Como se observa, o desespero dos meios de comunicação para ampliar uma eventual crise política tem nome: medo da mudança! O risco crescente de que velhos esquemas montados no seio da ditadura militar venham à público tornam a velha mídia e seus porta-vozes (Aécio, Cunha, Mendes, Nardes, dentre outros), em seres desesperados.
Para quem defende a Democracia, não é momento de recuar. A direita está, sim, acuada! A quarta derrota seguida num processo eleitoral democrático é prova disso. Por isso os ânimos exaltados, que utilizam o poder dos meios de comunicação para apresentar uma falsa sensação de instabilidade social. Quem viu as filas de veículos para as praias no último feriadão pode constatar que a crise é localizada.
Chegou o momento da esquerda superar seus velhos conflitos organizacionais e partir para o ataque.

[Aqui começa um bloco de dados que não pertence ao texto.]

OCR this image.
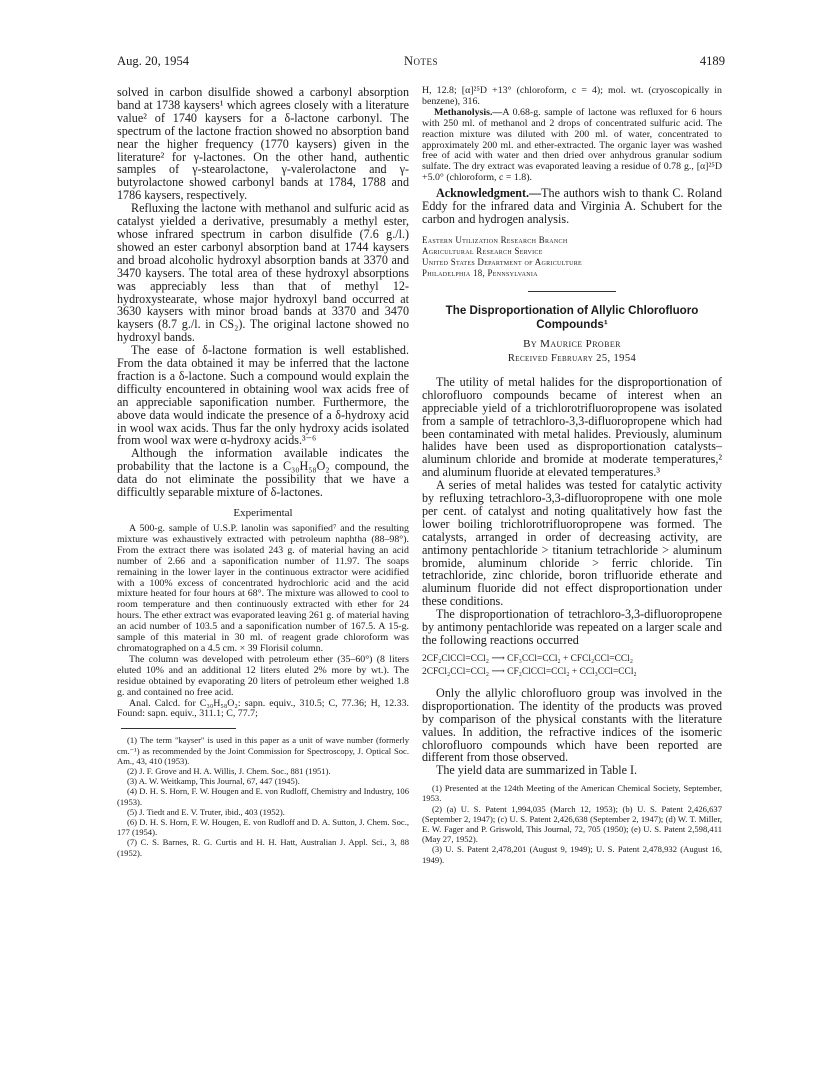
Aug. 20, 1954	Notes	4189

solved in carbon disulfide showed a carbonyl absorption band at 1738 kaysers¹ which agrees closely with a literature value² of 1740 kaysers for a δ-lactone carbonyl. The spectrum of the lactone fraction showed no absorption band near the higher frequency (1770 kaysers) given in the literature² for γ-lactones. On the other hand, authentic samples of γ-stearolactone, γ-valerolactone and γ-butyrolactone showed carbonyl bands at 1784, 1788 and 1786 kaysers, respectively.

Refluxing the lactone with methanol and sulfuric acid as catalyst yielded a derivative, presumably a methyl ester, whose infrared spectrum in carbon disulfide (7.6 g./l.) showed an ester carbonyl absorption band at 1744 kaysers and broad alcoholic hydroxyl absorption bands at 3370 and 3470 kaysers. The total area of these hydroxyl absorptions was appreciably less than that of methyl 12-hydroxystearate, whose major hydroxyl band occurred at 3630 kaysers with minor broad bands at 3370 and 3470 kaysers (8.7 g./l. in CS₂). The original lactone showed no hydroxyl bands.

The ease of δ-lactone formation is well established. From the data obtained it may be inferred that the lactone fraction is a δ-lactone. Such a compound would explain the difficulty encountered in obtaining wool wax acids free of an appreciable saponification number. Furthermore, the above data would indicate the presence of a δ-hydroxy acid in wool wax acids. Thus far the only hydroxy acids isolated from wool wax were α-hydroxy acids.³⁻⁶

Although the information available indicates the probability that the lactone is a C₃₀H₅₈O₂ compound, the data do not eliminate the possibility that we have a difficultly separable mixture of δ-lactones.

Experimental

A 500-g. sample of U.S.P. lanolin was saponified⁷ and the resulting mixture was exhaustively extracted with petroleum naphtha (88–98°). From the extract there was isolated 243 g. of material having an acid number of 2.66 and a saponification number of 11.97. The soaps remaining in the lower layer in the continuous extractor were acidified with a 100% excess of concentrated hydrochloric acid and the acid mixture heated for four hours at 68°. The mixture was allowed to cool to room temperature and then continuously extracted with ether for 24 hours. The ether extract was evaporated leaving 261 g. of material having an acid number of 103.5 and a saponification number of 167.5. A 15-g. sample of this material in 30 ml. of reagent grade chloroform was chromatographed on a 4.5 cm. × 39 Florisil column.

The column was developed with petroleum ether (35–60°) (8 liters eluted 10% and an additional 12 liters eluted 2% more by wt.). The residue obtained by evaporating 20 liters of petroleum ether weighed 1.8 g. and contained no free acid.

Anal. Calcd. for C₃₀H₅₈O₂: sapn. equiv., 310.5; C, 77.36; H, 12.33. Found: sapn. equiv., 311.1; C, 77.7;

(1) The term "kayser" is used in this paper as a unit of wave number (formerly cm.⁻¹) as recommended by the Joint Commission for Spectroscopy, J. Optical Soc. Am., 43, 410 (1953).

(2) J. F. Grove and H. A. Willis, J. Chem. Soc., 881 (1951).

(3) A. W. Weitkamp, This Journal, 67, 447 (1945).

(4) D. H. S. Horn, F. W. Hougen and E. von Rudloff, Chemistry and Industry, 106 (1953).

(5) J. Tiedt and E. V. Truter, ibid., 403 (1952).

(6) D. H. S. Horn, F. W. Hougen, E. von Rudloff and D. A. Sutton, J. Chem. Soc., 177 (1954).

(7) C. S. Barnes, R. G. Curtis and H. H. Hatt, Australian J. Appl. Sci., 3, 88 (1952).

H, 12.8; [α]²⁵D +13° (chloroform, c = 4); mol. wt. (cryoscopically in benzene), 316.

Methanolysis.—A 0.68-g. sample of lactone was refluxed for 6 hours with 250 ml. of methanol and 2 drops of concentrated sulfuric acid. The reaction mixture was diluted with 200 ml. of water, concentrated to approximately 200 ml. and ether-extracted. The organic layer was washed free of acid with water and then dried over anhydrous granular sodium sulfate. The dry extract was evaporated leaving a residue of 0.78 g., [α]²⁵D +5.0° (chloroform, c = 1.8).

Acknowledgment.—The authors wish to thank C. Roland Eddy for the infrared data and Virginia A. Schubert for the carbon and hydrogen analysis.

Eastern Utilization Research Branch
Agricultural Research Service
United States Department of Agriculture
Philadelphia 18, Pennsylvania
The Disproportionation of Allylic Chlorofluoro Compounds¹
By Maurice Prober
Received February 25, 1954

The utility of metal halides for the disproportionation of chlorofluoro compounds became of interest when an appreciable yield of a trichlorotrifluoropropene was isolated from a sample of tetrachloro-3,3-difluoropropene which had been contaminated with metal halides. Previously, aluminum halides have been used as disproportionation catalysts–aluminum chloride and bromide at moderate temperatures,² and aluminum fluoride at elevated temperatures.³

A series of metal halides was tested for catalytic activity by refluxing tetrachloro-3,3-difluoropropene with one mole per cent. of catalyst and noting qualitatively how fast the lower boiling trichlorotrifluoropropene was formed. The catalysts, arranged in order of decreasing activity, are antimony pentachloride > titanium tetrachloride > aluminum bromide, aluminum chloride > ferric chloride. Tin tetrachloride, zinc chloride, boron trifluoride etherate and aluminum fluoride did not effect disproportionation under these conditions.

The disproportionation of tetrachloro-3,3-difluoropropene by antimony pentachloride was repeated on a larger scale and the following reactions occurred

2CF₂ClCCl=CCl₂ ⟶ CF₃CCl=CCl₂ + CFCl₂CCl=CCl₂
2CFCl₂CCl=CCl₂ ⟶ CF₂ClCCl=CCl₂ + CCl₃CCl=CCl₂

Only the allylic chlorofluoro group was involved in the disproportionation. The identity of the products was proved by comparison of the physical constants with the literature values. In addition, the refractive indices of the isomeric chlorofluoro compounds which have been reported are different from those observed.

The yield data are summarized in Table I.

(1) Presented at the 124th Meeting of the American Chemical Society, September, 1953.

(2) (a) U. S. Patent 1,994,035 (March 12, 1953); (b) U. S. Patent 2,426,637 (September 2, 1947); (c) U. S. Patent 2,426,638 (September 2, 1947); (d) W. T. Miller, E. W. Fager and P. Griswold, This Journal, 72, 705 (1950); (e) U. S. Patent 2,598,411 (May 27, 1952).

(3) U. S. Patent 2,478,201 (August 9, 1949); U. S. Patent 2,478,932 (August 16, 1949).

Se esperarmos que a opinião pública construída nos gabinetes e redações dos “velhos jornalões” vá apoiar esta luta, o risco de fracasso é grande.
Não é mais aceitável que fantoches da ditadura militar, como os militantes do DEM, ex-PFL, ex-ARENA, e que possuem vergonha de assumir seu passado, tenham o disparate de falar em ética. Não podemos retroceder, e nem aceitar, pacificamente, a imensa inversão de valores que passa todos os dias nos meios de comunicação, senão veremos o retorno do Brasil da década de noventa, onde muito poucos ganhavam muito, e a grande maioria estava fora da agenda política.